The Pendleton Civil Service Reform Act (ch. 27, 22 Stat. 403) of United States is a federal law established in 1883 that stipulated that government jobs should be awarded on the basis of merit. The act provided selection of government employees competitive exams, rather than ties to politicians or political affiliation. It also made it illegal to fire or demote government employees for political reasons and prohibits soliciting campaign donations on Federal government property. To enforce the merit system and the judicial system, the law also created the United States Civil Service Commission. A crucial result was the shift of the parties to reliance on funding from business, since they could no longer depend on patronage hopefuls.
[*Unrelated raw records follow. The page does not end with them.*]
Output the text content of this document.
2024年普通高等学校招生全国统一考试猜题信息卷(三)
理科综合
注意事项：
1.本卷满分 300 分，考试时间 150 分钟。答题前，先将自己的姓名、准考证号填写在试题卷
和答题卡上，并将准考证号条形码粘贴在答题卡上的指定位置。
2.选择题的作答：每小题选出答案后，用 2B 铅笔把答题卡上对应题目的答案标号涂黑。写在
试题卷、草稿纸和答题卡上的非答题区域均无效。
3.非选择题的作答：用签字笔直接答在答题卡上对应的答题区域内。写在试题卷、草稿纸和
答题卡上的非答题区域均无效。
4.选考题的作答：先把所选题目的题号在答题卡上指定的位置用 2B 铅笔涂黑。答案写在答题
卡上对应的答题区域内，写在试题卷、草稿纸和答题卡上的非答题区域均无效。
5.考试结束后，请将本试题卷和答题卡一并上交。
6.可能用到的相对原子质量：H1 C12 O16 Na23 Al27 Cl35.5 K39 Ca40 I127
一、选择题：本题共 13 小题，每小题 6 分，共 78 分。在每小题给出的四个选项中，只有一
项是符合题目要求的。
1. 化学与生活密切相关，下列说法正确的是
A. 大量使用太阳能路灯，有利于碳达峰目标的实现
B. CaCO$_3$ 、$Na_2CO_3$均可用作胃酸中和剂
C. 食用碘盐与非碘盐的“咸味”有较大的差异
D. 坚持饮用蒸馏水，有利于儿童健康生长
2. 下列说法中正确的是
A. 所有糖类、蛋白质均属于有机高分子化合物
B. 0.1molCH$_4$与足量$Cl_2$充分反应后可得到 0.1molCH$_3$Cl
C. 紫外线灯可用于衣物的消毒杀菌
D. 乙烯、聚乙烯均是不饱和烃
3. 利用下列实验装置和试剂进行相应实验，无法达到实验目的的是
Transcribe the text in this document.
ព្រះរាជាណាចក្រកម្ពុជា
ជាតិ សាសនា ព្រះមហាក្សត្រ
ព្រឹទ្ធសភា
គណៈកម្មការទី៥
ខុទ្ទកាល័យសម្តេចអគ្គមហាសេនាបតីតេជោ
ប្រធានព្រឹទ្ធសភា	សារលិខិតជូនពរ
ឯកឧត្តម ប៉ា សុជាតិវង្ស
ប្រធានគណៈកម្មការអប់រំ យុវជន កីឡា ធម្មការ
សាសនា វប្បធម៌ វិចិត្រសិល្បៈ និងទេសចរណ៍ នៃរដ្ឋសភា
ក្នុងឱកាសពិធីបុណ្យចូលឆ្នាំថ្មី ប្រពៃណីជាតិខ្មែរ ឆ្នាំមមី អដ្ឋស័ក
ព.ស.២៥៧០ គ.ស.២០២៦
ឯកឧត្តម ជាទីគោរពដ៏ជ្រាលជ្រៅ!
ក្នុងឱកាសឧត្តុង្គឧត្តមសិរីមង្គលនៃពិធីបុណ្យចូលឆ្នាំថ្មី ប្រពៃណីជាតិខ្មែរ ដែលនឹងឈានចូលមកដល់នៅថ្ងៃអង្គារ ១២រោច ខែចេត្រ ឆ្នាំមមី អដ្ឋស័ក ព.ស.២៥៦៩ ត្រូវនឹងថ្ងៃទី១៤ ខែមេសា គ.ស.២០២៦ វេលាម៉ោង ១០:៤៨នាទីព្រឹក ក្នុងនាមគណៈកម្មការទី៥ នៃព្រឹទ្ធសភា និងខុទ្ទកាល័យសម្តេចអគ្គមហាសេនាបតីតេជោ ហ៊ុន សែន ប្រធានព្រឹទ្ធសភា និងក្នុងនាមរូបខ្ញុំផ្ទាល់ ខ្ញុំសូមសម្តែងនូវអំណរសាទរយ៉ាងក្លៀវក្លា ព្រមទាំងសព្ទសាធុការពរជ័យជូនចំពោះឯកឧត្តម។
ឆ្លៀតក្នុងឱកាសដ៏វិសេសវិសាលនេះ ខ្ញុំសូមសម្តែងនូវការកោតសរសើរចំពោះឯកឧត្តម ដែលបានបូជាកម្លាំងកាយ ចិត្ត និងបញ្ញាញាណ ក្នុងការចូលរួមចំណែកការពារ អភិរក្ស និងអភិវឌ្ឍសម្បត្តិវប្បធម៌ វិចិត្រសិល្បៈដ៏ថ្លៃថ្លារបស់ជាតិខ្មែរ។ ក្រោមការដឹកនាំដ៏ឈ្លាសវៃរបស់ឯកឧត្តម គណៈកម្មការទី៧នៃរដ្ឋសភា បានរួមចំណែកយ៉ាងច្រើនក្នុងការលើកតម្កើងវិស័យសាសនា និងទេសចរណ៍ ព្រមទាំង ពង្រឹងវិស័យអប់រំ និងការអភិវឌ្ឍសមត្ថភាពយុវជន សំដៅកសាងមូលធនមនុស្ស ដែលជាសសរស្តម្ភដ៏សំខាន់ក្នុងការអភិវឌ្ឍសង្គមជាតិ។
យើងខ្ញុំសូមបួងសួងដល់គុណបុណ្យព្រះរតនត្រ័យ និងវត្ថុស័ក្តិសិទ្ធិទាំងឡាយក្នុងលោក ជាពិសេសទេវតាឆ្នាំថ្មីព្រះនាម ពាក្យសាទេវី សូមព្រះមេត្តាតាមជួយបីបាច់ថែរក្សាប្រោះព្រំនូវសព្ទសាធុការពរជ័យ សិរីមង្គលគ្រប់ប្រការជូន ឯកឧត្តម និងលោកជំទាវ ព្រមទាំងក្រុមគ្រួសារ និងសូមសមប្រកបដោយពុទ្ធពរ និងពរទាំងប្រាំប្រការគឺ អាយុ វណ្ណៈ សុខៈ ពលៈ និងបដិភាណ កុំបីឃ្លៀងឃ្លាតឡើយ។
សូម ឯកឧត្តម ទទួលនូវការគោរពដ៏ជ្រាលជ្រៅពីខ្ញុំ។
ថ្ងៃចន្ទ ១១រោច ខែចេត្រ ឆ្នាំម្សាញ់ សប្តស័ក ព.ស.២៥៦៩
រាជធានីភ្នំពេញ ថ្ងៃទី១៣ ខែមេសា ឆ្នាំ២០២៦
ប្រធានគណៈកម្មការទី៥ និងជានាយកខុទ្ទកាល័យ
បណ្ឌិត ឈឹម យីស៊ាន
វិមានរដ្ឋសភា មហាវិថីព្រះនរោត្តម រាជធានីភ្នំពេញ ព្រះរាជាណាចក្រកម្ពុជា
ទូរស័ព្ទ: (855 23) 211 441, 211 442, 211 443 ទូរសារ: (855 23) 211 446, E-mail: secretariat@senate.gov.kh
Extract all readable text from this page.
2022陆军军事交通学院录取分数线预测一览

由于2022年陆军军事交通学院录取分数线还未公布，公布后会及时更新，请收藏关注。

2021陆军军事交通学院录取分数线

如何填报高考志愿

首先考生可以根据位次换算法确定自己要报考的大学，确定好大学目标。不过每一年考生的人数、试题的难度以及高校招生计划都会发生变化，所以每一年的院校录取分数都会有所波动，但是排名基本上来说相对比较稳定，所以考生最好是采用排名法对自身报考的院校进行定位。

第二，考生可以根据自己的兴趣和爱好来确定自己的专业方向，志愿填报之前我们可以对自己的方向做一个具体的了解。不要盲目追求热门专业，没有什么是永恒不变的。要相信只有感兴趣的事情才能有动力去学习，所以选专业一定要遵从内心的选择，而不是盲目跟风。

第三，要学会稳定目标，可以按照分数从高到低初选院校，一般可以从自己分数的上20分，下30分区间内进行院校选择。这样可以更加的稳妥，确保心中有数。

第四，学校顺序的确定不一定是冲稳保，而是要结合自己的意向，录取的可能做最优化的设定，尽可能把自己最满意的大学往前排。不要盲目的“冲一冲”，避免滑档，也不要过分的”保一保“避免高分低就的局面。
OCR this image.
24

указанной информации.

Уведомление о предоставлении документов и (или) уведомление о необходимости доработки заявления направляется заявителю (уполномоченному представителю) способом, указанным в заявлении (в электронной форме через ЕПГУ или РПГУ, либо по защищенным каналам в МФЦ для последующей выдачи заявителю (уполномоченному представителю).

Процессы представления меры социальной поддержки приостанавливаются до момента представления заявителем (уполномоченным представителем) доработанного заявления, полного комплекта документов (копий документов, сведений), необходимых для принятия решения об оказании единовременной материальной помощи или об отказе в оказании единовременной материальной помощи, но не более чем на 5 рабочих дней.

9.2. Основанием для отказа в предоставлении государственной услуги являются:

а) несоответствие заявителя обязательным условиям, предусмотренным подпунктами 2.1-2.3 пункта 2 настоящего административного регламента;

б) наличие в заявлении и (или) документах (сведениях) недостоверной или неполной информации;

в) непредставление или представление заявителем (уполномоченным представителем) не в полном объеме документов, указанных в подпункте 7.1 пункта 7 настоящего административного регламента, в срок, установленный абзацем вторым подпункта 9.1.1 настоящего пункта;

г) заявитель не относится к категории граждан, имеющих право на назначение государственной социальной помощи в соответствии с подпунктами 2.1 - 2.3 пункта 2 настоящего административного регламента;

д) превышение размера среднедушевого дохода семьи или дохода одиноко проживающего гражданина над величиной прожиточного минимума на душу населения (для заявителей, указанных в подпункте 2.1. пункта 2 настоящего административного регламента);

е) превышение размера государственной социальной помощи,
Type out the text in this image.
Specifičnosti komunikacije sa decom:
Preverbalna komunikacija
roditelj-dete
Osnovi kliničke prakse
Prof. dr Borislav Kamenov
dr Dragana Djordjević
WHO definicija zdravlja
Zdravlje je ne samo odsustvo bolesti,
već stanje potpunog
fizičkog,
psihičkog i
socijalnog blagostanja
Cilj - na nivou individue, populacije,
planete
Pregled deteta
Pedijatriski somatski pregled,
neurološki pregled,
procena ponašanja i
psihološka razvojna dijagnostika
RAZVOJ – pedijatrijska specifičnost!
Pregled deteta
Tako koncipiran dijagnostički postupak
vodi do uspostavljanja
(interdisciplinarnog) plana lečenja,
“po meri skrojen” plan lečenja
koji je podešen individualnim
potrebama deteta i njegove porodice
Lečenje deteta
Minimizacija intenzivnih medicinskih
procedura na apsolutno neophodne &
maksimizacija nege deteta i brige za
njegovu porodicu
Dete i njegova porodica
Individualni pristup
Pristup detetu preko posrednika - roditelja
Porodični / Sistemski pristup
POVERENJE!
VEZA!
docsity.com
Started during the Chester A. Arthur administration, the Pendleton Act served as a response to the massive public support of civil service reform that grew following President James Garfield's assassination by Charles Julius Guiteau. Despite his previous support of the patronage system, Arthur, nevertheless, became an ardent supporter of civil service reform as president. The Act was passed into law on January 16, 1883. The Act was sponsored by Senator George H. Pendleton, Democratic Senator of Ohio, and written by Dorman Bridgeman Eaton, a staunch opponent of the patronage system who was later first chairman of the United States Civil Service Commission. However, the law would also prove to be a major political liability for Arthur. The law offended machine politicians within the Republican Party and did not prove to be enough for the party's reformers; hence, Arthur lost popularity within the Republican Party and was unable to win the party's Presidential nomination at the 1884 Republican National Convention.
The law only applied to federal government jobs: not to the state and local jobs that were the basis for political machines. At first, the Pendleton Act only covered very few jobs, as only 10% of the US government's civilian employees had civil service jobs. However, there was a ratchet provision whereby outgoing presidents could lock in their own appointees by converting their jobs to civil service. After a series of party reversals at the presidential level (1884, 1888, 1892, 1896), the result was that most federal jobs were under civil service. One result was more expertise and less politics.